I²C devices (ADS1115, GenericI2C) need the i2c extra and run on Linux or a Raspberry Pi. They install fine on any OS, but the I²C bus itself is only available on Linux/Pi.

Value ranges

Each device declares the valid range for every action it supports, and GLIDER uses that range everywhere — the controls it generates, the values a node writes, and the clamping that protects the hardware.
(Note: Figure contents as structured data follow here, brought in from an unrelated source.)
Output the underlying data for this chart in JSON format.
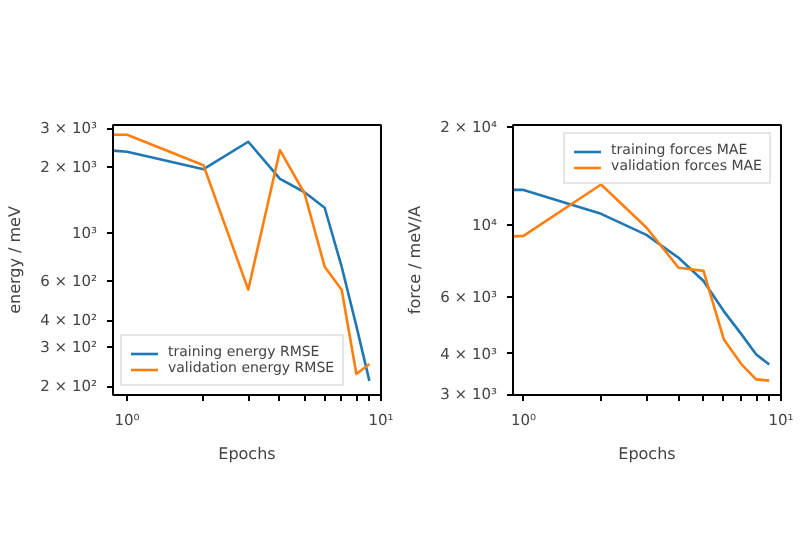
{
  "chart_data": [
    {
      "type": "line",
      "xlabel": "Epochs",
      "ylabel": "energy / meV",
      "log": "xy",
      "grid": false,
      "legend": "bottom left",
      "xlim": [
        0.88,
        10
      ],
      "ylim": [
        182,
        3100
      ],
      "xticks": [
        {
          "value": 1,
          "label": "10⁰"
        },
        {
          "value": 2,
          "label": null
        },
        {
          "value": 3,
          "label": null
        },
        {
          "value": 4,
          "label": null
        },
        {
          "value": 5,
          "label": null
        },
        {
          "value": 6,
          "label": null
        },
        {
          "value": 7,
          "label": null
        },
        {
          "value": 8,
          "label": null
        },
        {
          "value": 9,
          "label": null
        },
        {
          "value": 10,
          "label": "10¹"
        }
      ],
      "yticks": [
        {
          "value": 200,
          "label": "2 × 10²"
        },
        {
          "value": 300,
          "label": "3 × 10²"
        },
        {
          "value": 400,
          "label": "4 × 10²"
        },
        {
          "value": 600,
          "label": "6 × 10²"
        },
        {
          "value": 1000,
          "label": "10³"
        },
        {
          "value": 2000,
          "label": "2 × 10³"
        },
        {
          "value": 3000,
          "label": "3 × 10³"
        }
      ],
      "series": [
        {
          "name": "training energy RMSE",
          "color": "#1f77b4",
          "x": [
            0.88,
            1,
            2,
            3,
            4,
            5,
            6,
            7,
            8,
            9
          ],
          "values": [
            2370,
            2340,
            1950,
            2600,
            1760,
            1530,
            1300,
            700,
            375,
            211
          ]
        },
        {
          "name": "validation energy RMSE",
          "color": "#ff7f0e",
          "x": [
            0.88,
            1,
            2,
            3,
            4,
            5,
            6,
            7,
            8,
            9
          ],
          "values": [
            2800,
            2800,
            2030,
            550,
            2380,
            1510,
            700,
            550,
            227,
            252
          ]
        }
      ]
    },
    {
      "type": "line",
      "xlabel": "Epochs",
      "ylabel": "force / meV/A",
      "log": "xy",
      "grid": false,
      "legend": "top right",
      "xlim": [
        0.91,
        10
      ],
      "ylim": [
        2980,
        20300
      ],
      "xticks": [
        {
          "value": 1,
          "label": "10⁰"
        },
        {
          "value": 2,
          "label": null
        },
        {
          "value": 3,
          "label": null
        },
        {
          "value": 4,
          "label": null
        },
        {
          "value": 5,
          "label": null
        },
        {
          "value": 6,
          "label": null
        },
        {
          "value": 7,
          "label": null
        },
        {
          "value": 8,
          "label": null
        },
        {
          "value": 9,
          "label": null
        },
        {
          "value": 10,
          "label": "10¹"
        }
      ],
      "yticks": [
        {
          "value": 3000,
          "label": "3 × 10³"
        },
        {
          "value": 4000,
          "label": "4 × 10³"
        },
        {
          "value": 6000,
          "label": "6 × 10³"
        },
        {
          "value": 10000,
          "label": "10⁴"
        },
        {
          "value": 20000,
          "label": "2 × 10⁴"
        }
      ],
      "series": [
        {
          "name": "training forces MAE",
          "color": "#1f77b4",
          "x": [
            0.91,
            1,
            2,
            3,
            4,
            5,
            6,
            7,
            8,
            9
          ],
          "values": [
            12800,
            12800,
            10800,
            9300,
            7900,
            6700,
            5400,
            4600,
            3980,
            3700
          ]
        },
        {
          "name": "validation forces MAE",
          "color": "#ff7f0e",
          "x": [
            0.91,
            1,
            2,
            3,
            4,
            5,
            6,
            7,
            8,
            9
          ],
          "values": [
            9200,
            9230,
            13300,
            9800,
            7360,
            7200,
            4420,
            3720,
            3330,
            3300
          ]
        }
      ]
    }
  ]
}
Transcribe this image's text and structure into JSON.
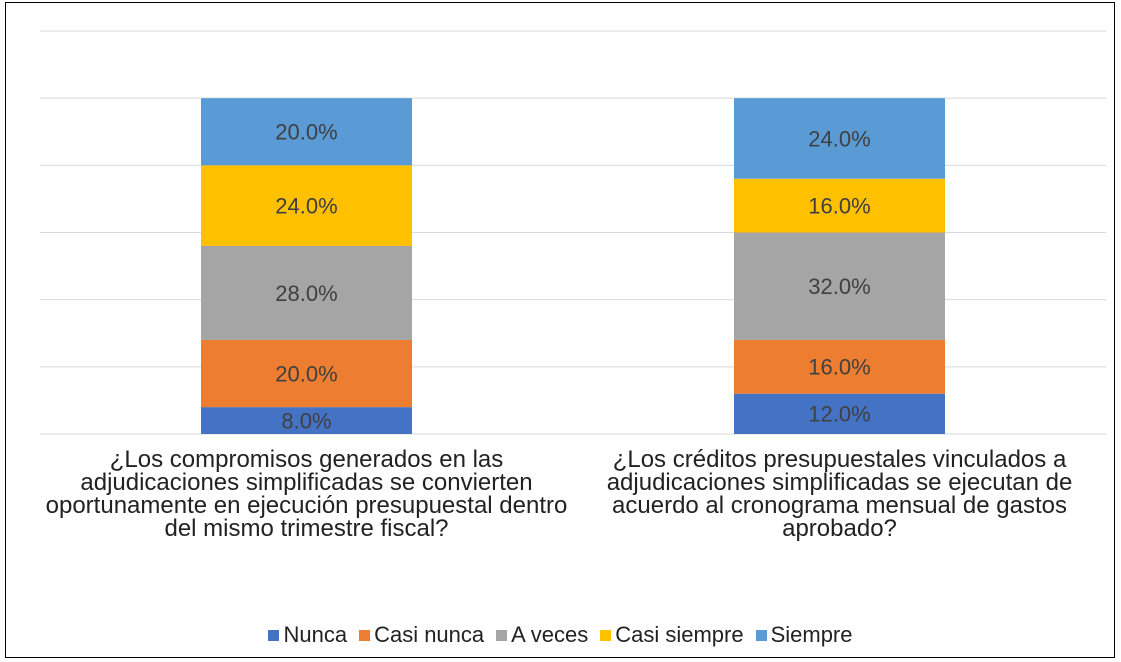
{
  "chart_data": {
    "type": "stacked_bar",
    "categories": [
      "¿Los compromisos generados en las adjudicaciones simplificadas se convierten oportunamente en ejecución presupuestal dentro del mismo trimestre fiscal?",
      "¿Los créditos presupuestales vinculados a adjudicaciones simplificadas se ejecutan de acuerdo al cronograma mensual de gastos aprobado?"
    ],
    "series": [
      {
        "name": "Nunca",
        "color": "#4472c4",
        "values": [
          8,
          12
        ],
        "value_labels": [
          "8.0%",
          "12.0%"
        ]
      },
      {
        "name": "Casi nunca",
        "color": "#ed7d31",
        "values": [
          20,
          16
        ],
        "value_labels": [
          "20.0%",
          "16.0%"
        ]
      },
      {
        "name": "A veces",
        "color": "#a5a5a5",
        "values": [
          28,
          32
        ],
        "value_labels": [
          "28.0%",
          "32.0%"
        ]
      },
      {
        "name": "Casi siempre",
        "color": "#ffc000",
        "values": [
          24,
          16
        ],
        "value_labels": [
          "24.0%",
          "16.0%"
        ]
      },
      {
        "name": "Siempre",
        "color": "#5b9bd5",
        "values": [
          20,
          24
        ],
        "value_labels": [
          "20.0%",
          "24.0%"
        ]
      }
    ],
    "ylim": [
      0,
      120
    ],
    "yticks": [
      0,
      20,
      40,
      60,
      80,
      100,
      120
    ],
    "grid": true,
    "legend": "bottom"
  }
}
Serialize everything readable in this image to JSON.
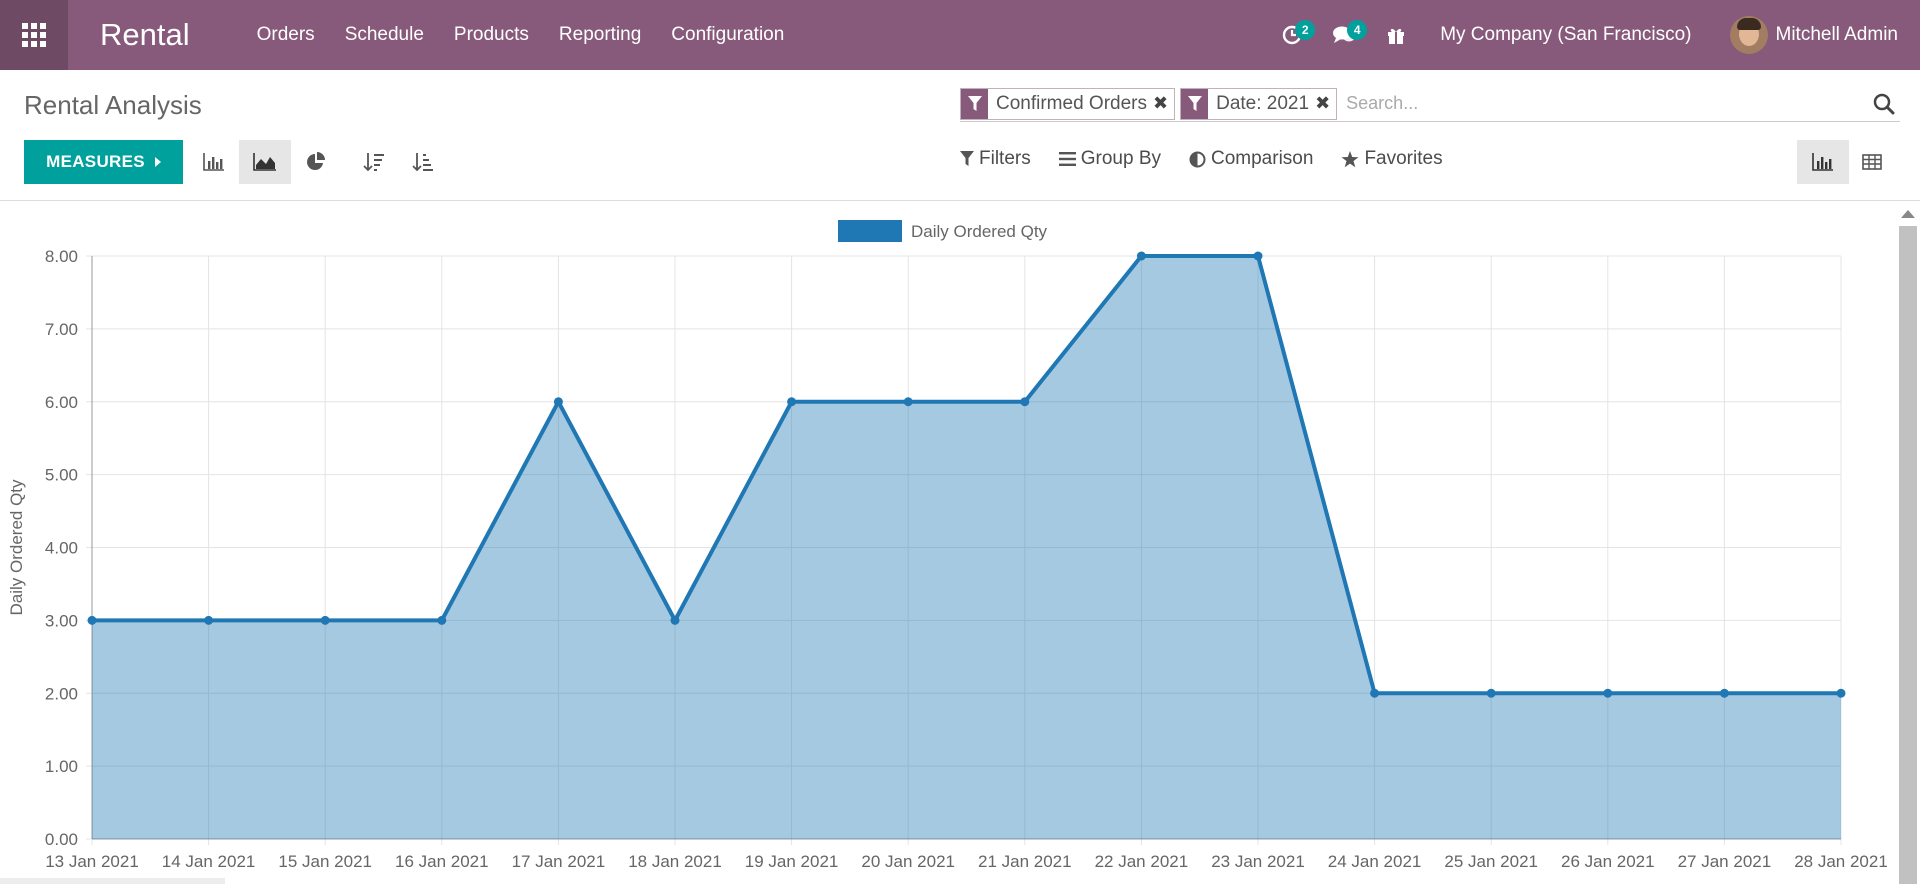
{
  "navbar": {
    "brand": "Rental",
    "menu": [
      "Orders",
      "Schedule",
      "Products",
      "Reporting",
      "Configuration"
    ],
    "activity_count": "2",
    "messages_count": "4",
    "company": "My Company (San Francisco)",
    "user": "Mitchell Admin",
    "color": "#875a7b"
  },
  "control": {
    "title": "Rental Analysis",
    "facets": [
      {
        "label": "Confirmed Orders"
      },
      {
        "label": "Date: 2021"
      }
    ],
    "search_placeholder": "Search...",
    "measures_label": "MEASURES",
    "options": [
      "Filters",
      "Group By",
      "Comparison",
      "Favorites"
    ],
    "accent": "#00a09d"
  },
  "chart_data": {
    "type": "area",
    "x": [
      "13 Jan 2021",
      "14 Jan 2021",
      "15 Jan 2021",
      "16 Jan 2021",
      "17 Jan 2021",
      "18 Jan 2021",
      "19 Jan 2021",
      "20 Jan 2021",
      "21 Jan 2021",
      "22 Jan 2021",
      "23 Jan 2021",
      "24 Jan 2021",
      "25 Jan 2021",
      "26 Jan 2021",
      "27 Jan 2021",
      "28 Jan 2021"
    ],
    "series": [
      {
        "name": "Daily Ordered Qty",
        "values": [
          3,
          3,
          3,
          3,
          6,
          3,
          6,
          6,
          6,
          8,
          8,
          2,
          2,
          2,
          2,
          2
        ],
        "color": "#1f77b4"
      }
    ],
    "yticks": [
      "0.00",
      "1.00",
      "2.00",
      "3.00",
      "4.00",
      "5.00",
      "6.00",
      "7.00",
      "8.00"
    ],
    "ylabel": "Daily Ordered Qty",
    "ylim": [
      0,
      8
    ],
    "legend": "top-center",
    "grid": true
  }
}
For example:

  • a PWMOutput on an 8-bit board accepts 0–255; on a 12-bit board, 0–4095;
  • a Servo accepts its configured minimum-to-maximum angle;
  • an AnalogInput's reading spans 0 to the board's ADC resolution.

You never have to hard-code these limits — bind the device and GLIDER fills them in.

Need a device that isn't listed?

You can define your own without touching GLIDER's source using the custom device / plugin system.